The boy studied the walls and noted with amusement that there were countless photographs of mediums and séances and spooky-looking scenes, interspersed with turn-of-the-century posters depicting supernatural events and expositions. The overall effect was somewhat clumsy, but effective for the local peasantry. What Jasmine found so fascinating about this was beyond him, but if it made her happy, so be it. Seemed a small enough price to pay to find heaven in her embrace.
The crone approached the table and switched on a dusty yellow hanging lamp with an intricate brocade shade that directed most of the light to the center of the table. She gestured at him.
“Give me your hand. The right hand. Palm up. Just relax. This won’t hurt. Much,” she assured him, then cackled. He wondered whether she’d gotten her act out of central casting for a C-level horror film, the kind that were popular at the local cinemas with badly dubbed Spanish or blurry subtitles. Still, he played along, and placed his hand on the table.

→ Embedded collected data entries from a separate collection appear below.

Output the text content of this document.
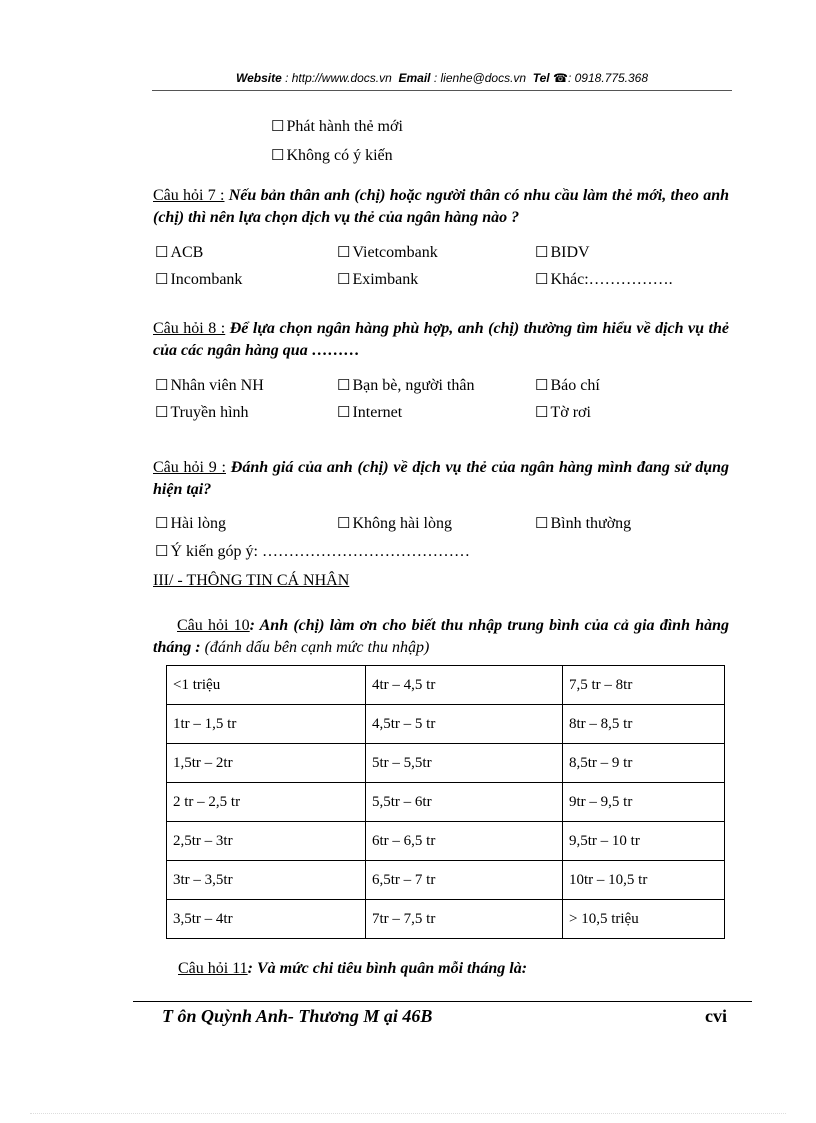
Website : http://www.docs.vn Email : lienhe@docs.vn Tel ☎: 0918.775.368
☐ Phát hành thẻ mới
☐ Không có ý kiến
Câu hỏi 7 : Nếu bản thân anh (chị) hoặc người thân có nhu cầu làm thẻ mới, theo anh (chị) thì nên lựa chọn dịch vụ thẻ của ngân hàng nào ?
☐ ACB	☐ Vietcombank	☐ BIDV
☐ Incombank	☐ Eximbank	☐ Khác:…………….
Câu hỏi 8 : Để lựa chọn ngân hàng phù hợp, anh (chị) thường tìm hiểu về dịch vụ thẻ của các ngân hàng qua ………
☐ Nhân viên NH	☐ Bạn bè, người thân	☐ Báo chí
☐ Truyền hình	☐ Internet	☐ Tờ rơi
Câu hỏi 9 : Đánh giá của anh (chị) về dịch vụ thẻ của ngân hàng mình đang sử dụng hiện tại?
☐ Hài lòng	☐ Không hài lòng	☐ Bình thường
☐ Ý kiến góp ý: …………………………………
III/ - THÔNG TIN CÁ NHÂN
Câu hỏi 10: Anh (chị) làm ơn cho biết thu nhập trung bình của cả gia đình hàng tháng : (đánh dấu bên cạnh mức thu nhập)
<1 triệu	4tr – 4,5 tr	7,5 tr – 8tr
1tr – 1,5 tr	4,5tr – 5 tr	8tr – 8,5 tr
1,5tr – 2tr	5tr – 5,5tr	8,5tr – 9 tr
2 tr – 2,5 tr	5,5tr – 6tr	9tr – 9,5 tr
2,5tr – 3tr	6tr – 6,5 tr	9,5tr – 10 tr
3tr – 3,5tr	6,5tr – 7 tr	10tr – 10,5 tr
3,5tr – 4tr	7tr – 7,5 tr	> 10,5 triệu
Câu hỏi 11: Và mức chi tiêu bình quân mỗi tháng là:
T ôn Quỳnh Anh- Thương M ại 46B	cvi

The woman took it in hers and made a variety of sounds signaling deep thought.
“Hmmmm. Mmmm…yesssss. Oh. I see your love line is clear. You will only have one real love in your life, and it will be early in your time here. Hmmmm. Your lifeline is different. It’s long, but has many breaks, signaling something unusual. Maybe illness, maybe brushes with death. But it continues, so you will prevail through it all…hmmmm.”
This went on for a while and he pretended polite interest in the ambiguous generalities about his possible future. Of course, with Jasmine sitting there listening, love
would
be early and intense and genuine, which held an element of truth. When he was with Jasmine, he felt like an eagle soaring above the clouds. The intensity of his feelings for her were almost scary. It gave her power over him, which his training advised him to recoil from. Still, hormones were not to be denied, and he was smitten, no doubt.
The palm reading finished, the old woman trundled over to a cabinet and withdrew an ancient deck of cards, placing it on the table after shuffling them for several minutes.
“This is the tarot. It knows all, and tells all. Nobody can hide the truth from the tarot, and its words possess the wisdom of the ages.”